Press Releases

Attorney General William Tong

04/03/2020

Attorney General Tong Joins Fight to Stop Texas from Blocking Abortions During Coronavirus Pandemic

Multistate Coalition Files Amicus Brief Against Texas’ Unconstitutional Ban on Essential Reproductive Health Care

(Hartford, CT) – Attorney General William Tong today joined a coalition of 19 attorneys general in filing an amicus brief supporting the plaintiffs in Planned Parenthood v. Abbott in the U.S. Court of Appeals for the Fifth Circuit. The brief opposes the Texas directive banning nearly all abortion services in the state, using the coronavirus disease 2019 (COVID-19) public health crisis as an excuse.

“Reproductive health care is an essential medical service. A global pandemic is not an opportunity to deny women their constitutional right to choice,” said Attorney General Tong. “Women in Texas cannot wait until this crisis is over to seek medical care.”

On Sunday, March 22, Texas Governor Greg Abbott issued Executive Order GA-09, “postpon[ing] all surgeries and procedures that are not immediately medically necessary” in the state of Texas for at least 30 days. The next day, Texas Attorney General Ken Paxton announced that the executive order banned abortion services unless the life of the mother was in jeopardy. The executive order also states that any health care worker caught defying the order could be fined up to $1,000 and/or imprisoned in jail for up to 180 days.

Last Wednesday, a lawsuit was filed by the Center for Reproductive Rights, Planned Parenthood Federation of America, and the Lawyering Project in the U.S. District Court for the Western District of Texas, which called on the courts to immediately issue a temporary restraining order blocking the ban.

Earlier this week, District Court Judge Lee Yeakel issued a temporary restraining order that stopped the abortion ban from taking effect, stating, “Regarding a woman’s right to a pre-fetal-viability abortion, the Supreme Court has spoken clearly. There can be no outright ban on such a procedure.” Judge Yeakel continued, “This court will not speculate on whether the Supreme Court included a silent ‘except-in-a-national-emergency clause’ in its previous writings on the issue. Only the Supreme Court may restrict the breadth of its rulings.”

The very next day — following a request by Texas — the U.S. Court of Appeals for the Fifth Circuit halted the district court’s decision, effectively reinstituting the ban on abortions in Texas. According to news reports, women in Texas have already been turned away when seeking an abortion because of the directive.
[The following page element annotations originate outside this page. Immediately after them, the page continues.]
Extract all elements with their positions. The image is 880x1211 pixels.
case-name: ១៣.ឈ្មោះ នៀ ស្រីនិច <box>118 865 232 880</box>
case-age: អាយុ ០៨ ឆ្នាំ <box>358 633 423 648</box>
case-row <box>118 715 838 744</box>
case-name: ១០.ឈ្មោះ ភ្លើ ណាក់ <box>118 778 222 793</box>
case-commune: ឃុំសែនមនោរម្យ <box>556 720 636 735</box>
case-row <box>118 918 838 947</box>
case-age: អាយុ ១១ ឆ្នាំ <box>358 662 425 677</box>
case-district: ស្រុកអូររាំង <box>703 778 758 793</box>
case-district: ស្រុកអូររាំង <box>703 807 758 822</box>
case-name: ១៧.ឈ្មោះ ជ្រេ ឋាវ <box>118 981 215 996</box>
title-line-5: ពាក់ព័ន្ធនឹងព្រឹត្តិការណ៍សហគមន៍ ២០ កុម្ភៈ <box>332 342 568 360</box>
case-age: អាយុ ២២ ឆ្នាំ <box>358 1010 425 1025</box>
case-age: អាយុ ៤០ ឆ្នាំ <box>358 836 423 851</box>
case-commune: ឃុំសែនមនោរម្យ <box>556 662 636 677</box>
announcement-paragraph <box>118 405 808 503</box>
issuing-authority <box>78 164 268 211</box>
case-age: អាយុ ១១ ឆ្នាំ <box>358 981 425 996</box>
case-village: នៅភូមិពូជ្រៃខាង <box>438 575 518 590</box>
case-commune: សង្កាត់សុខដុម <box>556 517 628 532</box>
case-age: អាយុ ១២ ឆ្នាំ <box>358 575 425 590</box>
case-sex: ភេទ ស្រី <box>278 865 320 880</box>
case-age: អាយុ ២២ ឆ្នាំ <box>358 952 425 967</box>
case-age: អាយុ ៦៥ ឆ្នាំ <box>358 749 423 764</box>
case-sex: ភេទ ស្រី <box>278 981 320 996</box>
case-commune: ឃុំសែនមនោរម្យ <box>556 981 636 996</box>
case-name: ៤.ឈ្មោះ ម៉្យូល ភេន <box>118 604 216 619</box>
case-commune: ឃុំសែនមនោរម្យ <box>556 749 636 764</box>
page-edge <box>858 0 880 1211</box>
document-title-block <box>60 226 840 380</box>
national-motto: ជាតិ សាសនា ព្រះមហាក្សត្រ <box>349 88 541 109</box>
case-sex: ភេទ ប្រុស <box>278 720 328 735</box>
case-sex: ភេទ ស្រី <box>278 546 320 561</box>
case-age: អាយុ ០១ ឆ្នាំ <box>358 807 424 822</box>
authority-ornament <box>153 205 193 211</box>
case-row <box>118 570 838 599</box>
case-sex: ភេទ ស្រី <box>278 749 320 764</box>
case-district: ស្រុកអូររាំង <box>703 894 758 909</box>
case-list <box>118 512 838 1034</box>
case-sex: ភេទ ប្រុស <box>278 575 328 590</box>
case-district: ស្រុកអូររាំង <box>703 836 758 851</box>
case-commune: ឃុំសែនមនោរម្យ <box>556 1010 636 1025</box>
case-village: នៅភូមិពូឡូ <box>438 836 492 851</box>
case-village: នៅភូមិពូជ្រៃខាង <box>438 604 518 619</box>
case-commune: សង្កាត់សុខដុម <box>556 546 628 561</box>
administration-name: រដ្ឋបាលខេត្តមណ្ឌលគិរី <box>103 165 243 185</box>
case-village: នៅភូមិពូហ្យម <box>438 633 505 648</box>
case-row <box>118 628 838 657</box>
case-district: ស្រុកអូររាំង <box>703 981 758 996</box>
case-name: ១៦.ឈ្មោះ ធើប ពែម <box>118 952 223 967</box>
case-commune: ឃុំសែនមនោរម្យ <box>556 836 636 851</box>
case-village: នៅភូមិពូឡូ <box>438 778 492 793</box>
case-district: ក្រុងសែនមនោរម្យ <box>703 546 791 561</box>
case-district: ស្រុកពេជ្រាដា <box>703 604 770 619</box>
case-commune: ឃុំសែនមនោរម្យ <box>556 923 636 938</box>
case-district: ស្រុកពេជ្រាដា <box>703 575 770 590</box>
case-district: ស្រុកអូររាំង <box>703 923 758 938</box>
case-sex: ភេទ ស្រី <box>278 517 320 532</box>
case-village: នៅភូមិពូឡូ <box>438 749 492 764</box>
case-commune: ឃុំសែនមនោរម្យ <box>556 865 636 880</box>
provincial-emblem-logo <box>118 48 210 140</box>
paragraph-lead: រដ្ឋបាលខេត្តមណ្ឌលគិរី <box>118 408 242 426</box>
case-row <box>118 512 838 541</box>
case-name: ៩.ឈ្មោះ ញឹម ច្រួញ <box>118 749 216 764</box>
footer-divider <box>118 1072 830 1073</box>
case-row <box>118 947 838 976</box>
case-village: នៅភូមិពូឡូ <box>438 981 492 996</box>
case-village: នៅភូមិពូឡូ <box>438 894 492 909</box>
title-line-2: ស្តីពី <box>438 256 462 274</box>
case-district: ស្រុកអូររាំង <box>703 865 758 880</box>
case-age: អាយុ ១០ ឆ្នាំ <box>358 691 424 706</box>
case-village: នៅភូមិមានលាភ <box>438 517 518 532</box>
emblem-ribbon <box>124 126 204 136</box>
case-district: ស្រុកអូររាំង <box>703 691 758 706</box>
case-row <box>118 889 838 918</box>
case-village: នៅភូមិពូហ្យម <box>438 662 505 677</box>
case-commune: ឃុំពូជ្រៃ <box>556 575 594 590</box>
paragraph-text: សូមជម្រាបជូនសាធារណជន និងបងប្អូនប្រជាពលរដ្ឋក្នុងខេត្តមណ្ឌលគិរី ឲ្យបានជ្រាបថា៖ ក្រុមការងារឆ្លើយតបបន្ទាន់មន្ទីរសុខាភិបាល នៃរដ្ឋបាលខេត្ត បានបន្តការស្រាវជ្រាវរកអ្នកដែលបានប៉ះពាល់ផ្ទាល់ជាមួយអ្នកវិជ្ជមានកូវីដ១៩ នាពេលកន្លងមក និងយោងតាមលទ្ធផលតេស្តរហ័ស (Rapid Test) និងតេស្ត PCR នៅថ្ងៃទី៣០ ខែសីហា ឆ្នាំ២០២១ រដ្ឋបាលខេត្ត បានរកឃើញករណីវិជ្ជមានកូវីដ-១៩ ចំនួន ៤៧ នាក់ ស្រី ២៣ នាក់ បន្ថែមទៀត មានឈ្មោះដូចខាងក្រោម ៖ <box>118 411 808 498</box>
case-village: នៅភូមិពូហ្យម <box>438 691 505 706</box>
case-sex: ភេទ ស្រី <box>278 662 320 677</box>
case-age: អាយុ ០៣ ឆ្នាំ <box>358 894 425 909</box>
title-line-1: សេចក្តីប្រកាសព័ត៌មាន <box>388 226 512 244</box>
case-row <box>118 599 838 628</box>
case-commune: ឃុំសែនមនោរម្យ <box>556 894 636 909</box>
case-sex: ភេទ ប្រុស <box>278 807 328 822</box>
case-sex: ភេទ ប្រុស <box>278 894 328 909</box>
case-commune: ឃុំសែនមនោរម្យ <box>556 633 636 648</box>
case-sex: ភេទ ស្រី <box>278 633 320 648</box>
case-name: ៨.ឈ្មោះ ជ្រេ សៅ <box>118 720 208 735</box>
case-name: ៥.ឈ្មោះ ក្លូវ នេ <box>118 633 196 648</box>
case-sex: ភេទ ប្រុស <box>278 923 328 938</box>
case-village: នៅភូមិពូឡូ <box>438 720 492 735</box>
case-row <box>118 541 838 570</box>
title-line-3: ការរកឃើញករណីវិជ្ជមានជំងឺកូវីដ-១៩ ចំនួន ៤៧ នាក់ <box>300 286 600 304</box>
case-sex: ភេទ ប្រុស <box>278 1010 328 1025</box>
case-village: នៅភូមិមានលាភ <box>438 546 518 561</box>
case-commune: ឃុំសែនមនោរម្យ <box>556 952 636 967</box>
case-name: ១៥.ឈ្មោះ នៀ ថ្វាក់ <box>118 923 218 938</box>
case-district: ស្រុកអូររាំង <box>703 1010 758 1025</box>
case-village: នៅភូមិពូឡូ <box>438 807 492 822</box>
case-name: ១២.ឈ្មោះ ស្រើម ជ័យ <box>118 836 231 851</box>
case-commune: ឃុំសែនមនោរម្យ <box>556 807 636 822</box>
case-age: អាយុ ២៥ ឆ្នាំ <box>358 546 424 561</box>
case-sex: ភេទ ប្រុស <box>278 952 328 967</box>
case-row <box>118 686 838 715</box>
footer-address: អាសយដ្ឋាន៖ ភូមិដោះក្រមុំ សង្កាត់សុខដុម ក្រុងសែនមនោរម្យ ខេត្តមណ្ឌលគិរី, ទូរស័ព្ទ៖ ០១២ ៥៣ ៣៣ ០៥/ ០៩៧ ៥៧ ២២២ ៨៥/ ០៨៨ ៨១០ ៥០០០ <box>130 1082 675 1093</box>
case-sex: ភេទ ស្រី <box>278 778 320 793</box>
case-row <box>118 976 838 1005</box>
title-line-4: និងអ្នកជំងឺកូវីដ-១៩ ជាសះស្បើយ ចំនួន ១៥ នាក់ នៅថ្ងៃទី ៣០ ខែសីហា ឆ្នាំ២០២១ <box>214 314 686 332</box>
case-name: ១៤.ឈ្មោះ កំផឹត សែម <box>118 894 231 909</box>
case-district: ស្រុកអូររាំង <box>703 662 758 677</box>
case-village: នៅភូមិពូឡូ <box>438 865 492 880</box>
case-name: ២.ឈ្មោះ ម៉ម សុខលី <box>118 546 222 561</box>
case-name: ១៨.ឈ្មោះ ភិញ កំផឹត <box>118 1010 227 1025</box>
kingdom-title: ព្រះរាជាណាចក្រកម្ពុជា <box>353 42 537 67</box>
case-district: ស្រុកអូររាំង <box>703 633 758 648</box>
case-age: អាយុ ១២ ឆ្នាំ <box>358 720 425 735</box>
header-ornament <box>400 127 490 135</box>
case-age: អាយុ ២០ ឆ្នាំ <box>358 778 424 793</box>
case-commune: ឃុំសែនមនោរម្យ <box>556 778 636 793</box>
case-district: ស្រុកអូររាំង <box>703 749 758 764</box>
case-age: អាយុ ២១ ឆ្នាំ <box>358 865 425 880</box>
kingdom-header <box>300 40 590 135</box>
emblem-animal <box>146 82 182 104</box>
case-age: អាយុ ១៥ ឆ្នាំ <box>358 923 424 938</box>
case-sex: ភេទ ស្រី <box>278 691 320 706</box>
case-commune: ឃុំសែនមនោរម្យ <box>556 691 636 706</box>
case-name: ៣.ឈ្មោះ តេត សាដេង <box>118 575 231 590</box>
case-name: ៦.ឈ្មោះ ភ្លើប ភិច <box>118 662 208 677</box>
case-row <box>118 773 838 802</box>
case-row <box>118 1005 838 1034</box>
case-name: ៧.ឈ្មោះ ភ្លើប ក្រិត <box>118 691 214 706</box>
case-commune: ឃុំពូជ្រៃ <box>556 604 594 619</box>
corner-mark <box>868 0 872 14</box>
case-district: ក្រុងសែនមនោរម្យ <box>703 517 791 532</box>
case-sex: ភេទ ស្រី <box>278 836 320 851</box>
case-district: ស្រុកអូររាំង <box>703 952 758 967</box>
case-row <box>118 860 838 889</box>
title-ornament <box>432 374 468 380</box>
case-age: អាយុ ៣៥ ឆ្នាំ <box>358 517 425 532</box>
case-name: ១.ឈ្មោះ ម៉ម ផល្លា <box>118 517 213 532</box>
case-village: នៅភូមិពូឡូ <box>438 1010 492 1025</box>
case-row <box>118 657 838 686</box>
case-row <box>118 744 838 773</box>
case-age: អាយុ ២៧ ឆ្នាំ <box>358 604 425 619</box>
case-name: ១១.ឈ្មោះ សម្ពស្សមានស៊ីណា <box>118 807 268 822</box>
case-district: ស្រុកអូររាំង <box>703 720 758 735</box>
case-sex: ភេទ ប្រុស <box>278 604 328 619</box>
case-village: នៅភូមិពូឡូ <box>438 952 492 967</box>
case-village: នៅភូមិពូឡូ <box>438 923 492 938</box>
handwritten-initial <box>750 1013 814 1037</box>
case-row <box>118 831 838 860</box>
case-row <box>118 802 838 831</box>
In the amicus brief — led by New York Attorney General Letitia James — the coalition argues that reproductive health care is an “essential medical service” that should be available to women, despite the ongoing public health emergency and that Texas’s “prohibition blocks the exercise of a woman’s constitutional right to access abortion.” Although Texas claims that its abortion ban is needed to conserve limited personal protective equipment (PPE), “most pre-viability abortions do not use PPE or hospital services, and thus restricting such abortions does not appreciably preserve those resources.”

The coalition goes on to argue, at a time when the entire U.S. population is being asked to limit travel, any restriction on abortions could force “women to seek those services in other states, thereby increasing the potential for transmission of COVID-19 and for burdening petitioners’ hospital facilities and PPE supplies.” Further, the coalition contends that residents of Connecticut and other amici states may currently be in Texas without a way to return home, but they still have a right to time-sensitive reproductive care.

The coalition concludes by arguing that “a public health crisis should not be used as an excuse to deny women ‘an ability to control their reproductive lives,’” and that any ban on abortion — even for a matter of weeks — can end up restricting a woman’s “constitutional right to choose to terminate a pregnancy prior to fetal viability,” especially in states, like Texas, which already have limited timetables in place for electing to have an abortion.

Attorney General Tong joins Attorney General James and the attorneys general of California, Colorado, Delaware, Hawai‘i, Illinois, Maine, Massachusetts, Minnesota, Nevada, New Mexico, Oregon, Pennsylvania, Rhode Island, Vermont, Virginia, Washington, and the District Of Columbia in filing today’s amicus brief.